Mersin Deniz Ticaret odası (MDTO) Genel Sekreteri Korer Özbenli, ihale ile ilgili en büyük handikabın limanın geri sahasıyla birlikte özelleştirilmeye çalışılması olduğunu, bu durumun rakamı çok yukarıya çektiğini ve bunun da yatırımcının tesise ilgisiz kalmasına neden olduğunu söyledi. Özbenli, “İhalenin tekrardan 3. defa uzatıldığını öğrenmiş bulunuyoruz. Bu da gösteriyor ki liman ve geri sahasının birlikte ihale çıkarılması nedeniyle talip bulmakta zorlanılıyor. Zira biz de; limanın ülkemize ve bölgemize getireceği ekonomik değer itibariyle MDTO ve bölgedeki Karaman, Konya gibi diğeri illerin ticaret ve sanayi odaları ile birlikte limanın işletmesine talip olmak istedik ancak ihalenin bu şartlarda yapılması nedeniyle geri çekildik. Bizim burada imancılık dışında bir faaliyetimiz olmayacağından bu şartlarda ihaleye girmemiz söz konusu olamazdı. Limanın ayrı bir şekilde ihaleye çıkarılması halinde yatırımcının daha çok ilgi göstermesi sağlanabilir” diye konuştu.
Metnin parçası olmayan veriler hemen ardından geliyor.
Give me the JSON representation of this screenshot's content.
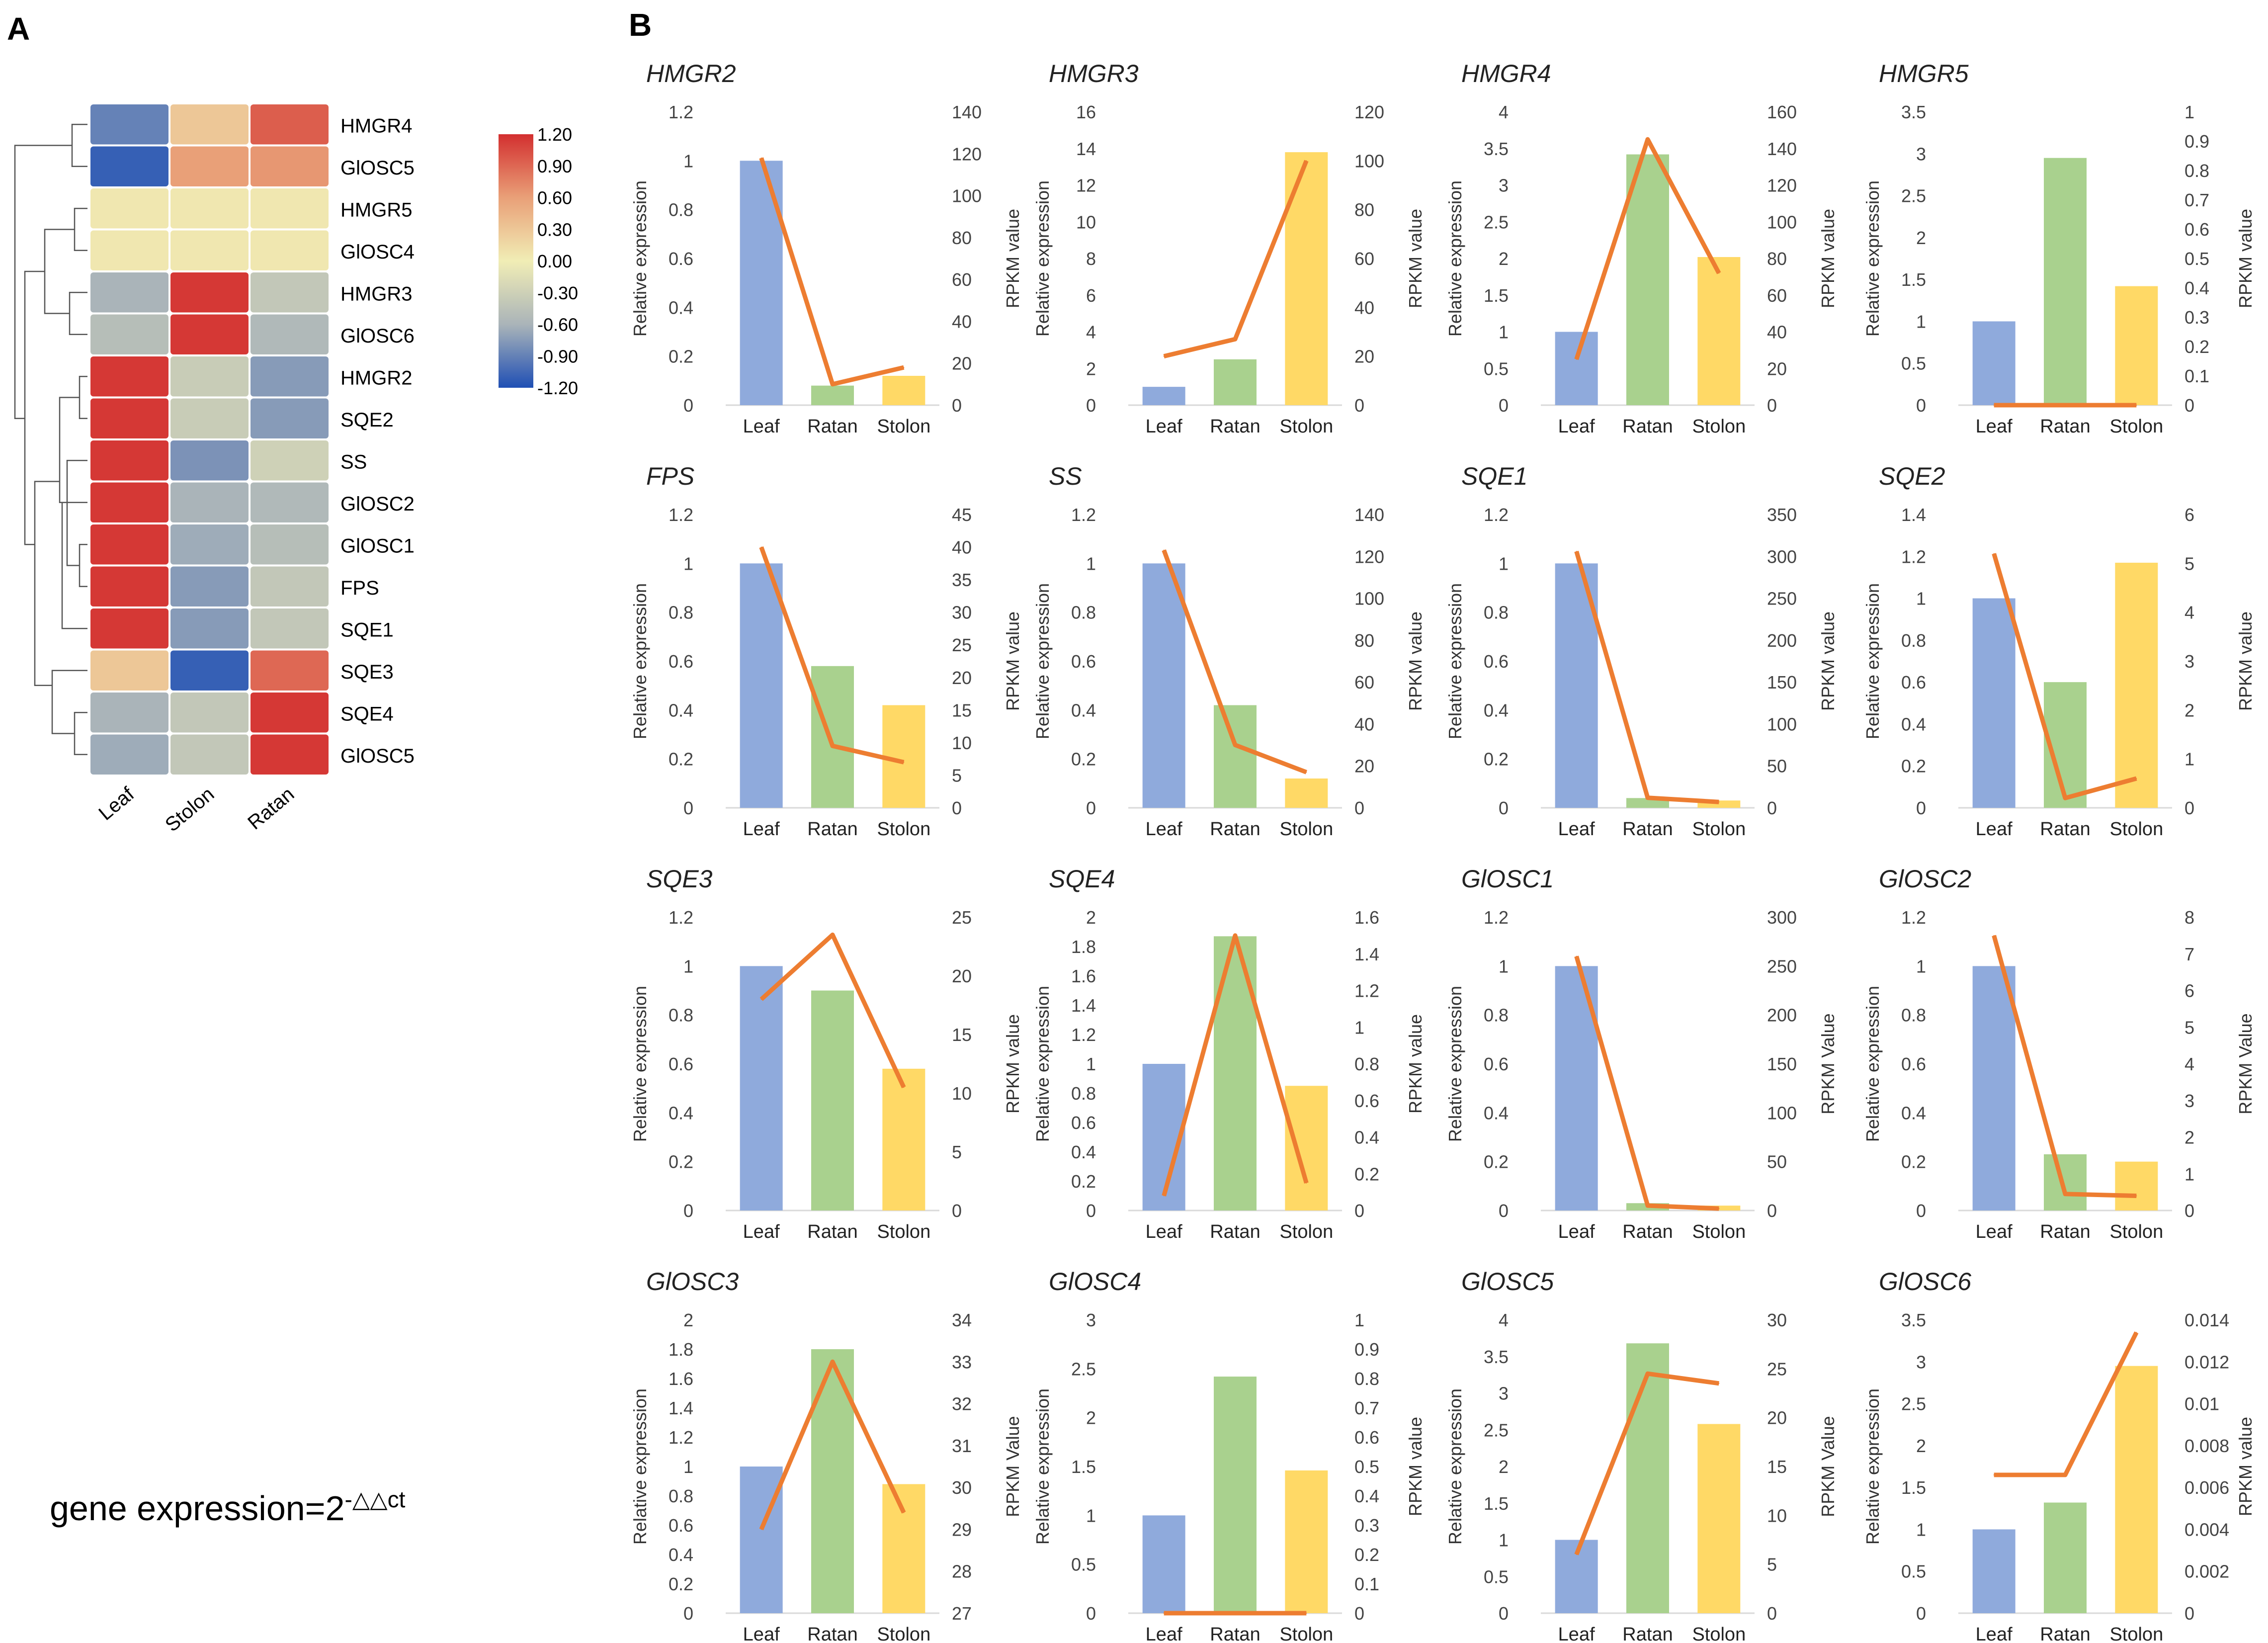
{
  "panel_labels": {
    "a": "A",
    "b": "B"
  },
  "formula": {
    "prefix": "gene expression=2",
    "exponent": "-△△ct"
  },
  "colors": {
    "leaf": "#8FAADC",
    "ratan": "#A9D18E",
    "stolon": "#FFD966",
    "line": "#ED7D31",
    "heat_high": "#D32F2F",
    "heat_mid": "#F1EDB5",
    "heat_low": "#1F4FB4"
  },
  "chart_data": [
    {
      "type": "heatmap",
      "title": "",
      "columns": [
        "Leaf",
        "Stolon",
        "Ratan"
      ],
      "rows": [
        "HMGR4",
        "GlOSC5",
        "HMGR5",
        "GlOSC4",
        "HMGR3",
        "GlOSC6",
        "HMGR2",
        "SQE2",
        "SS",
        "GlOSC2",
        "GlOSC1",
        "FPS",
        "SQE1",
        "SQE3",
        "SQE4",
        "GlOSC5"
      ],
      "values": [
        [
          -0.9,
          0.3,
          0.95
        ],
        [
          -1.1,
          0.6,
          0.65
        ],
        [
          0.05,
          0.05,
          0.05
        ],
        [
          0.05,
          0.05,
          0.05
        ],
        [
          -0.6,
          1.15,
          -0.4
        ],
        [
          -0.5,
          1.15,
          -0.55
        ],
        [
          1.15,
          -0.35,
          -0.75
        ],
        [
          1.15,
          -0.35,
          -0.75
        ],
        [
          1.15,
          -0.8,
          -0.3
        ],
        [
          1.15,
          -0.6,
          -0.55
        ],
        [
          1.15,
          -0.65,
          -0.5
        ],
        [
          1.15,
          -0.75,
          -0.4
        ],
        [
          1.15,
          -0.75,
          -0.4
        ],
        [
          0.3,
          -1.1,
          0.9
        ],
        [
          -0.6,
          -0.4,
          1.15
        ],
        [
          -0.65,
          -0.4,
          1.15
        ]
      ],
      "colorbar": {
        "min": -1.2,
        "max": 1.2,
        "ticks": [
          "1.20",
          "0.90",
          "0.60",
          "0.30",
          "0.00",
          "-0.30",
          "-0.60",
          "-0.90",
          "-1.20"
        ]
      }
    },
    {
      "type": "bar",
      "title": "HMGR2",
      "categories": [
        "Leaf",
        "Ratan",
        "Stolon"
      ],
      "values": [
        1,
        0.08,
        0.12
      ],
      "line_values": [
        118,
        10,
        18
      ],
      "ylabel": "Relative expression",
      "y2label": "RPKM value",
      "yticks": [
        "0",
        "0.2",
        "0.4",
        "0.6",
        "0.8",
        "1",
        "1.2"
      ],
      "y2ticks": [
        "0",
        "20",
        "40",
        "60",
        "80",
        "100",
        "120",
        "140"
      ],
      "ylim": [
        0,
        1.2
      ],
      "y2lim": [
        0,
        140
      ]
    },
    {
      "type": "bar",
      "title": "HMGR3",
      "categories": [
        "Leaf",
        "Ratan",
        "Stolon"
      ],
      "values": [
        1,
        2.5,
        13.8
      ],
      "line_values": [
        20,
        27,
        100
      ],
      "ylabel": "Relative expression",
      "y2label": "RPKM value",
      "yticks": [
        "0",
        "2",
        "4",
        "6",
        "8",
        "10",
        "12",
        "14",
        "16"
      ],
      "y2ticks": [
        "0",
        "20",
        "40",
        "60",
        "80",
        "100",
        "120"
      ],
      "ylim": [
        0,
        16
      ],
      "y2lim": [
        0,
        120
      ]
    },
    {
      "type": "bar",
      "title": "HMGR4",
      "categories": [
        "Leaf",
        "Ratan",
        "Stolon"
      ],
      "values": [
        1,
        3.42,
        2.02
      ],
      "line_values": [
        25,
        145,
        72
      ],
      "ylabel": "Relative expression",
      "y2label": "RPKM value",
      "yticks": [
        "0",
        "0.5",
        "1",
        "1.5",
        "2",
        "2.5",
        "3",
        "3.5",
        "4"
      ],
      "y2ticks": [
        "0",
        "20",
        "40",
        "60",
        "80",
        "100",
        "120",
        "140",
        "160"
      ],
      "ylim": [
        0,
        4
      ],
      "y2lim": [
        0,
        160
      ]
    },
    {
      "type": "bar",
      "title": "HMGR5",
      "categories": [
        "Leaf",
        "Ratan",
        "Stolon"
      ],
      "values": [
        1,
        2.95,
        1.42
      ],
      "line_values": [
        0,
        0,
        0
      ],
      "ylabel": "Relative expression",
      "y2label": "RPKM value",
      "yticks": [
        "0",
        "0.5",
        "1",
        "1.5",
        "2",
        "2.5",
        "3",
        "3.5"
      ],
      "y2ticks": [
        "0",
        "0.1",
        "0.2",
        "0.3",
        "0.4",
        "0.5",
        "0.6",
        "0.7",
        "0.8",
        "0.9",
        "1"
      ],
      "ylim": [
        0,
        3.5
      ],
      "y2lim": [
        0,
        1
      ]
    },
    {
      "type": "bar",
      "title": "FPS",
      "categories": [
        "Leaf",
        "Ratan",
        "Stolon"
      ],
      "values": [
        1,
        0.58,
        0.42
      ],
      "line_values": [
        40,
        9.5,
        7
      ],
      "ylabel": "Relative expression",
      "y2label": "RPKM value",
      "yticks": [
        "0",
        "0.2",
        "0.4",
        "0.6",
        "0.8",
        "1",
        "1.2"
      ],
      "y2ticks": [
        "0",
        "5",
        "10",
        "15",
        "20",
        "25",
        "30",
        "35",
        "40",
        "45"
      ],
      "ylim": [
        0,
        1.2
      ],
      "y2lim": [
        0,
        45
      ]
    },
    {
      "type": "bar",
      "title": "SS",
      "categories": [
        "Leaf",
        "Ratan",
        "Stolon"
      ],
      "values": [
        1,
        0.42,
        0.12
      ],
      "line_values": [
        123,
        30,
        17
      ],
      "ylabel": "Relative expression",
      "y2label": "RPKM value",
      "yticks": [
        "0",
        "0.2",
        "0.4",
        "0.6",
        "0.8",
        "1",
        "1.2"
      ],
      "y2ticks": [
        "0",
        "20",
        "40",
        "60",
        "80",
        "100",
        "120",
        "140"
      ],
      "ylim": [
        0,
        1.2
      ],
      "y2lim": [
        0,
        140
      ]
    },
    {
      "type": "bar",
      "title": "SQE1",
      "categories": [
        "Leaf",
        "Ratan",
        "Stolon"
      ],
      "values": [
        1,
        0.04,
        0.03
      ],
      "line_values": [
        306,
        12,
        7
      ],
      "ylabel": "Relative expression",
      "y2label": "RPKM value",
      "yticks": [
        "0",
        "0.2",
        "0.4",
        "0.6",
        "0.8",
        "1",
        "1.2"
      ],
      "y2ticks": [
        "0",
        "50",
        "100",
        "150",
        "200",
        "250",
        "300",
        "350"
      ],
      "ylim": [
        0,
        1.2
      ],
      "y2lim": [
        0,
        350
      ]
    },
    {
      "type": "bar",
      "title": "SQE2",
      "categories": [
        "Leaf",
        "Ratan",
        "Stolon"
      ],
      "values": [
        1,
        0.6,
        1.17
      ],
      "line_values": [
        5.2,
        0.2,
        0.6
      ],
      "ylabel": "Relative expression",
      "y2label": "RPKM value",
      "yticks": [
        "0",
        "0.2",
        "0.4",
        "0.6",
        "0.8",
        "1",
        "1.2",
        "1.4"
      ],
      "y2ticks": [
        "0",
        "1",
        "2",
        "3",
        "4",
        "5",
        "6"
      ],
      "ylim": [
        0,
        1.4
      ],
      "y2lim": [
        0,
        6
      ]
    },
    {
      "type": "bar",
      "title": "SQE3",
      "categories": [
        "Leaf",
        "Ratan",
        "Stolon"
      ],
      "values": [
        1,
        0.9,
        0.58
      ],
      "line_values": [
        18,
        23.5,
        10.5
      ],
      "ylabel": "Relative expression",
      "y2label": "RPKM value",
      "yticks": [
        "0",
        "0.2",
        "0.4",
        "0.6",
        "0.8",
        "1",
        "1.2"
      ],
      "y2ticks": [
        "0",
        "5",
        "10",
        "15",
        "20",
        "25"
      ],
      "ylim": [
        0,
        1.2
      ],
      "y2lim": [
        0,
        25
      ]
    },
    {
      "type": "bar",
      "title": "SQE4",
      "categories": [
        "Leaf",
        "Ratan",
        "Stolon"
      ],
      "values": [
        1,
        1.87,
        0.85
      ],
      "line_values": [
        0.08,
        1.5,
        0.15
      ],
      "ylabel": "Relative expression",
      "y2label": "RPKM value",
      "yticks": [
        "0",
        "0.2",
        "0.4",
        "0.6",
        "0.8",
        "1",
        "1.2",
        "1.4",
        "1.6",
        "1.8",
        "2"
      ],
      "y2ticks": [
        "0",
        "0.2",
        "0.4",
        "0.6",
        "0.8",
        "1",
        "1.2",
        "1.4",
        "1.6"
      ],
      "ylim": [
        0,
        2
      ],
      "y2lim": [
        0,
        1.6
      ]
    },
    {
      "type": "bar",
      "title": "GlOSC1",
      "categories": [
        "Leaf",
        "Ratan",
        "Stolon"
      ],
      "values": [
        1,
        0.03,
        0.02
      ],
      "line_values": [
        260,
        5,
        2
      ],
      "ylabel": "Relative expression",
      "y2label": "RPKM Value",
      "yticks": [
        "0",
        "0.2",
        "0.4",
        "0.6",
        "0.8",
        "1",
        "1.2"
      ],
      "y2ticks": [
        "0",
        "50",
        "100",
        "150",
        "200",
        "250",
        "300"
      ],
      "ylim": [
        0,
        1.2
      ],
      "y2lim": [
        0,
        300
      ]
    },
    {
      "type": "bar",
      "title": "GlOSC2",
      "categories": [
        "Leaf",
        "Ratan",
        "Stolon"
      ],
      "values": [
        1,
        0.23,
        0.2
      ],
      "line_values": [
        7.5,
        0.45,
        0.4
      ],
      "ylabel": "Relative expression",
      "y2label": "RPKM Value",
      "yticks": [
        "0",
        "0.2",
        "0.4",
        "0.6",
        "0.8",
        "1",
        "1.2"
      ],
      "y2ticks": [
        "0",
        "1",
        "2",
        "3",
        "4",
        "5",
        "6",
        "7",
        "8"
      ],
      "ylim": [
        0,
        1.2
      ],
      "y2lim": [
        0,
        8
      ]
    },
    {
      "type": "bar",
      "title": "GlOSC3",
      "categories": [
        "Leaf",
        "Ratan",
        "Stolon"
      ],
      "values": [
        1,
        1.8,
        0.88
      ],
      "line_values": [
        29,
        33,
        29.4
      ],
      "ylabel": "Relative expression",
      "y2label": "RPKM Value",
      "yticks": [
        "0",
        "0.2",
        "0.4",
        "0.6",
        "0.8",
        "1",
        "1.2",
        "1.4",
        "1.6",
        "1.8",
        "2"
      ],
      "y2ticks": [
        "27",
        "28",
        "29",
        "30",
        "31",
        "32",
        "33",
        "34"
      ],
      "ylim": [
        0,
        2
      ],
      "y2lim": [
        27,
        34
      ]
    },
    {
      "type": "bar",
      "title": "GlOSC4",
      "categories": [
        "Leaf",
        "Ratan",
        "Stolon"
      ],
      "values": [
        1,
        2.42,
        1.46
      ],
      "line_values": [
        0,
        0,
        0
      ],
      "ylabel": "Relative expression",
      "y2label": "RPKM value",
      "yticks": [
        "0",
        "0.5",
        "1",
        "1.5",
        "2",
        "2.5",
        "3"
      ],
      "y2ticks": [
        "0",
        "0.1",
        "0.2",
        "0.3",
        "0.4",
        "0.5",
        "0.6",
        "0.7",
        "0.8",
        "0.9",
        "1"
      ],
      "ylim": [
        0,
        3
      ],
      "y2lim": [
        0,
        1
      ]
    },
    {
      "type": "bar",
      "title": "GlOSC5",
      "categories": [
        "Leaf",
        "Ratan",
        "Stolon"
      ],
      "values": [
        1,
        3.68,
        2.58
      ],
      "line_values": [
        6,
        24.5,
        23.5
      ],
      "ylabel": "Relative expression",
      "y2label": "RPKM Value",
      "yticks": [
        "0",
        "0.5",
        "1",
        "1.5",
        "2",
        "2.5",
        "3",
        "3.5",
        "4"
      ],
      "y2ticks": [
        "0",
        "5",
        "10",
        "15",
        "20",
        "25",
        "30"
      ],
      "ylim": [
        0,
        4
      ],
      "y2lim": [
        0,
        30
      ]
    },
    {
      "type": "bar",
      "title": "GlOSC6",
      "categories": [
        "Leaf",
        "Ratan",
        "Stolon"
      ],
      "values": [
        1,
        1.32,
        2.95
      ],
      "line_values": [
        0.0066,
        0.0066,
        0.0134
      ],
      "ylabel": "Relative expression",
      "y2label": "RPKM value",
      "yticks": [
        "0",
        "0.5",
        "1",
        "1.5",
        "2",
        "2.5",
        "3",
        "3.5"
      ],
      "y2ticks": [
        "0",
        "0.002",
        "0.004",
        "0.006",
        "0.008",
        "0.01",
        "0.012",
        "0.014"
      ],
      "ylim": [
        0,
        3.5
      ],
      "y2lim": [
        0,
        0.014
      ]
    }
  ]
}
“ÇİN, DOĞU AKDENİZ’DE LİMAN PEŞİNDEYKEN, BİZİM YETERLİ ÖNEMİ VERMEMİZ ÜZÜCÜ”
Taşucu Limanı’nın Doğu Akdeniz’de stratejik bir konumda bulunduğunun da altını çizen Genel Sekreter Özbenli, Taşucu Limanı’nın; Konya, Karaman gibi illerin de denize çıkan en yakın sınır kapısı konumunda olduğunu işaret etti. Taşucu Limanı’nın ülkeye ve bölgeye çok ciddi ekonomik değer katacak öneme sahip bir liman olduğunu vurgulayan Korer Özbenli, sözlerini şöyle tamamladı; “Bugün bu limanın atıl bir şekilde kalması, uzun ihale süreci ve liman için gerekli yatırımların yapılmıyor olması bölgeye her geçen gün kaybettirmektedir. Uzun sahil şeridi ile Mersin, denizciliğin her boyutuyla yapılabileceği, kazanç elde edilebileceği bir şehirdir. Bu nedenle kentteki bu tür tesislerin önemi büyüktür. Ayrıca; Çin’in Akdeniz’de pek çok limana talip olduğu, liman yatırımı yaptığının bilindiği böyle bir ortamda bizim bu alana yeterli önemi vermemiz üzücüdür”.